Una nueva cepa de coronavirus, COVID-19, se está extendiendo por todo el mundo y está causando muertes y graves problemas en la economía mundial.

Para responder a esta crisis se requiere una colaboración global entre gobiernos, organizaciones internacionales y empresas, que ocupa un lugar central en la misión del Foro Económico Mundial como organización internacional para la cooperación público-privada.

El Foro Económico Mundial, en colaboración con la Organización Mundial de la Salud (OMS), ha creado la Plataforma de Acción contra el COVID. Esta plataforma tiene por objeto catalizar el apoyo del sector privado a la respuesta sanitaria pública mundial al COVID-19, y hacerlo con la magnitud y rapidez necesarias para proteger la vida de los ciudadanos y sus medios de vida, con el fin de encontrar maneras de contribuir a poner fin a esta emergencia mundial lo antes posible.

El Foro, como organización, ya ha apoyado anteriormente iniciativas para la contención de epidemias. En 2017, durante nuestra Reunión Anual, se puso en marcha la Coalición para la Innovación en Preparación para Epidemias (CEPI, por sus siglas en inglés), que reúne a expertos del ámbito gubernamental, empresarial, sanitario y académico así como de la sociedad civil, con el fin de acelerar el desarrollo de vacunas. Actualmente, la CEPI está colaborando en la carrera por obtener una vacuna contra esta cepa de coronavirus.

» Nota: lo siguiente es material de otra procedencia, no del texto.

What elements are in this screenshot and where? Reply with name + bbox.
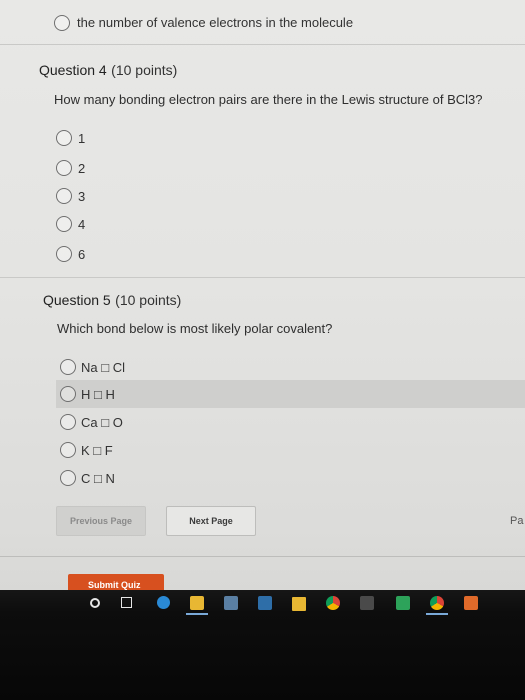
q5-hovered-row[interactable] bbox=[56, 380, 525, 408]
question-4-title: Question 4 bbox=[39, 62, 107, 78]
chrome-alt-icon[interactable] bbox=[430, 596, 444, 610]
q5-option-na-cl-radio[interactable] bbox=[60, 359, 76, 375]
q4-option-3-radio[interactable] bbox=[56, 188, 72, 204]
question-5-points: (10 points) bbox=[115, 292, 182, 308]
start-circle-icon[interactable] bbox=[90, 598, 100, 608]
q5-option-h-h-label[interactable]: H □ H bbox=[81, 387, 115, 402]
page-indicator: Pa bbox=[510, 515, 524, 527]
next-page-button[interactable]: Next Page bbox=[166, 506, 256, 536]
divider-top bbox=[0, 44, 525, 45]
q5-option-h-h-radio[interactable] bbox=[60, 386, 76, 402]
q4-option-6-label[interactable]: 6 bbox=[78, 247, 85, 262]
puzzle-app-icon[interactable] bbox=[360, 596, 374, 610]
q4-option-2-label[interactable]: 2 bbox=[78, 161, 85, 176]
task-view-icon[interactable] bbox=[121, 597, 132, 608]
q4-option-1-label[interactable]: 1 bbox=[78, 131, 85, 146]
mail-icon[interactable] bbox=[292, 597, 306, 611]
q4-option-4-label[interactable]: 4 bbox=[78, 217, 85, 232]
q4-option-1-radio[interactable] bbox=[56, 130, 72, 146]
question-5-header: Question 5 (10 points) bbox=[43, 292, 181, 310]
previous-option-label: the number of valence electrons in the m… bbox=[77, 15, 354, 30]
question-5-title: Question 5 bbox=[43, 292, 111, 308]
active-app-underline bbox=[186, 613, 208, 615]
q5-option-na-cl-label[interactable]: Na □ Cl bbox=[81, 360, 125, 375]
q4-option-6-radio[interactable] bbox=[56, 246, 72, 262]
green-app-icon[interactable] bbox=[396, 596, 410, 610]
submit-quiz-label: Submit Quiz bbox=[88, 580, 141, 590]
edge-browser-icon[interactable] bbox=[157, 596, 170, 609]
file-explorer-icon[interactable] bbox=[190, 596, 204, 610]
taskbar bbox=[0, 590, 525, 700]
q5-option-c-n-label[interactable]: C □ N bbox=[81, 471, 115, 486]
chrome-icon[interactable] bbox=[326, 596, 340, 610]
store-icon[interactable] bbox=[258, 596, 272, 610]
q5-option-ca-o-label[interactable]: Ca □ O bbox=[81, 415, 123, 430]
q5-option-c-n-radio[interactable] bbox=[60, 470, 76, 486]
calculator-icon[interactable] bbox=[224, 596, 238, 610]
question-4-header: Question 4 (10 points) bbox=[39, 62, 177, 80]
divider-middle bbox=[0, 277, 525, 278]
previous-option-radio[interactable] bbox=[54, 15, 70, 31]
q4-option-4-radio[interactable] bbox=[56, 216, 72, 232]
previous-page-button[interactable]: Previous Page bbox=[56, 506, 146, 536]
orange-app-icon[interactable] bbox=[464, 596, 478, 610]
active-app-underline-2 bbox=[426, 613, 448, 615]
q5-option-ca-o-radio[interactable] bbox=[60, 414, 76, 430]
q5-option-k-f-label[interactable]: K □ F bbox=[81, 443, 113, 458]
q5-option-k-f-radio[interactable] bbox=[60, 442, 76, 458]
question-4-text: How many bonding electron pairs are ther… bbox=[54, 92, 483, 107]
question-5-text: Which bond below is most likely polar co… bbox=[57, 321, 333, 336]
q4-option-2-radio[interactable] bbox=[56, 160, 72, 176]
divider-bottom bbox=[0, 556, 525, 557]
q4-option-3-label[interactable]: 3 bbox=[78, 189, 85, 204]
question-4-points: (10 points) bbox=[111, 62, 178, 78]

Finalmente, debemos unirnos todos para colaborar.


Está en boga en estos días preguntarse cuál es el sentido de las instituciones internacionales o de los sistemas de respuesta pública fuertes. Este virus lo deja claro: en una emergencia sanitaria mundial, todos somos tan fuertes como nuestro eslabón más débil, ya sea que representemos a una empresa, a una economía o a un sistema de salud. COVID-19 presenta una verdadera prueba para ver cómo podemos unirnos colectivamente para mitigar el riesgo y la perturbación en este nuevo entorno.

Muchos de nosotros tendemos a creer que los brotes ocurren en algún otro lugar, y es el trabajo de otros mantenerlos allí. No en este. COVID-19 es un problema mundial y la amenaza más grave para la salud mundial en décadas. Si no nos unimos para asegurarnos de que el mundo entero esté protegido, nunca estaremos protegidos nosotros mismos. Juntos, como una comunidad internacional informada y equipada, tenemos la oportunidad de marcar la diferencia.

No podemos permitirnos actuar solos. Pero si actuamos juntos, el impacto de esta crisis en la salud, así como en la vida social y económica, puede mitigarse, y podemos ser más resistentes para responder a futuros riesgos.